Adjunct faculty at Wells College in Aurora, New York took a big step toward unionizing last week. Organizers filed for an election with the National Labor Relations Board. At an election, adjuncts would vote “yes” or “no” to a union.
The move is the latest in a year full of union drives for adjuncts, who work under short-term contracts and, nationally, make notoriously low salaries. Wells is a tiny private school, with just over 500 students. Earlier this year, the much larger, also private, Ithaca College saw a successful adjunct union drive. At two community colleges, adjuncts fought to separate their unions from full-time faculty.

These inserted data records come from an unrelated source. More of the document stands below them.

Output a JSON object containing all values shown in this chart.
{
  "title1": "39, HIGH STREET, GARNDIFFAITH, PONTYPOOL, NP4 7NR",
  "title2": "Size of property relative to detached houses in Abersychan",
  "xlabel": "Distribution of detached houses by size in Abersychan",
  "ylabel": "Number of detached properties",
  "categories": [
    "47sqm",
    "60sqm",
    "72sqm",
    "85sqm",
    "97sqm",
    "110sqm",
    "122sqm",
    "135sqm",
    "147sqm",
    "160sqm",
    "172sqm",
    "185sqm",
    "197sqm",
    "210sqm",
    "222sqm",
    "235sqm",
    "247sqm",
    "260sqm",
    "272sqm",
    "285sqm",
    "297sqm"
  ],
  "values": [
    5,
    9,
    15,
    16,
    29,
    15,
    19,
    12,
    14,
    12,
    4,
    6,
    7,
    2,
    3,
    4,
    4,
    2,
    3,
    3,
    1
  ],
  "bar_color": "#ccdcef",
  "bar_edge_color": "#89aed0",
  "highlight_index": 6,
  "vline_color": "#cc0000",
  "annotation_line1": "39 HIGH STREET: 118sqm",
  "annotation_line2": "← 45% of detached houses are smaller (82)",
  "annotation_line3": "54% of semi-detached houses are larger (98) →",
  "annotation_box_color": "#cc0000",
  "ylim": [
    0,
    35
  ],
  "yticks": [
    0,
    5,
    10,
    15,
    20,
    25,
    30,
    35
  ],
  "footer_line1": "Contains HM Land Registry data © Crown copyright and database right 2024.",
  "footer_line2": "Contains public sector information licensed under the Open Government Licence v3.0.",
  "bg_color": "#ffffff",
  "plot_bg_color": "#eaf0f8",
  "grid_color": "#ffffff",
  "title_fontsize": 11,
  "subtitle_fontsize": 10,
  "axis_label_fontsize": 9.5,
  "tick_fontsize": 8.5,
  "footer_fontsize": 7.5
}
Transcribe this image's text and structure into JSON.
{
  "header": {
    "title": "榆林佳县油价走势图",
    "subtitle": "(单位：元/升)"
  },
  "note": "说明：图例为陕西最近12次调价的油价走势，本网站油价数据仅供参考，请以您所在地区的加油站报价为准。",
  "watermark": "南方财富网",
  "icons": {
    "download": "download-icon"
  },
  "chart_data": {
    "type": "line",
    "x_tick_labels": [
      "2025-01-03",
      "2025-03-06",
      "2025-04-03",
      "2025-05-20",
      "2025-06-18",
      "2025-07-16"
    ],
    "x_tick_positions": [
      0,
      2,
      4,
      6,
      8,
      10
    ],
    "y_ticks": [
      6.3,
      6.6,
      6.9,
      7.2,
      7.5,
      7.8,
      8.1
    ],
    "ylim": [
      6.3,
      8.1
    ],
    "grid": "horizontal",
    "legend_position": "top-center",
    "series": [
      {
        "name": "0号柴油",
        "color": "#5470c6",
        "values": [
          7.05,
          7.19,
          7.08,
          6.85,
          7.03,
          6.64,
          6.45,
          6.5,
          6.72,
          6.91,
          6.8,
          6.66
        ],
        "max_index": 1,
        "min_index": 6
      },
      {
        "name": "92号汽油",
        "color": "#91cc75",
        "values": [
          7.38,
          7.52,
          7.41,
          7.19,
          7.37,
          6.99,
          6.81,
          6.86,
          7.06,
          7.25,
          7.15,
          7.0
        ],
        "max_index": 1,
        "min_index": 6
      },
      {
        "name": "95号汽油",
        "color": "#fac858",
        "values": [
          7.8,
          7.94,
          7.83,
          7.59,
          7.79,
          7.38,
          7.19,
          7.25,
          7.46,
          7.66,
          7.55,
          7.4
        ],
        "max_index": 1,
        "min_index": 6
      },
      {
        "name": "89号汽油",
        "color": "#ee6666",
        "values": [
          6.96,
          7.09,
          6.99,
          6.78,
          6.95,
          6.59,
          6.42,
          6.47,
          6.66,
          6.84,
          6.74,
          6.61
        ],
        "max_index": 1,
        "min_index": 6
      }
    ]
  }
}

“We wanted to make sure we had a voice for adjuncts at the college, and being accreted into the full-timers association wasn’t a move that we thought would insure that,” Tompkins Cortland instructor Robert Earle explained last summer.
Earle and other TC3 organizers resisted the college’s push for a combined unit. TC3 is still waiting for a state ruling on the separate unions, but Cayuga Community College adjuncts won the same fight in June.
Adjuncts at SUNY four-year schools are already unionized, but this month SUNY Oneonta organizers successfully pushed for a raise in starting pay. In past years, the SUNY professors’ union has not been able to negotiate a minimum starting adjunct salary. They’re headed into a new round of contract negotiations this spring.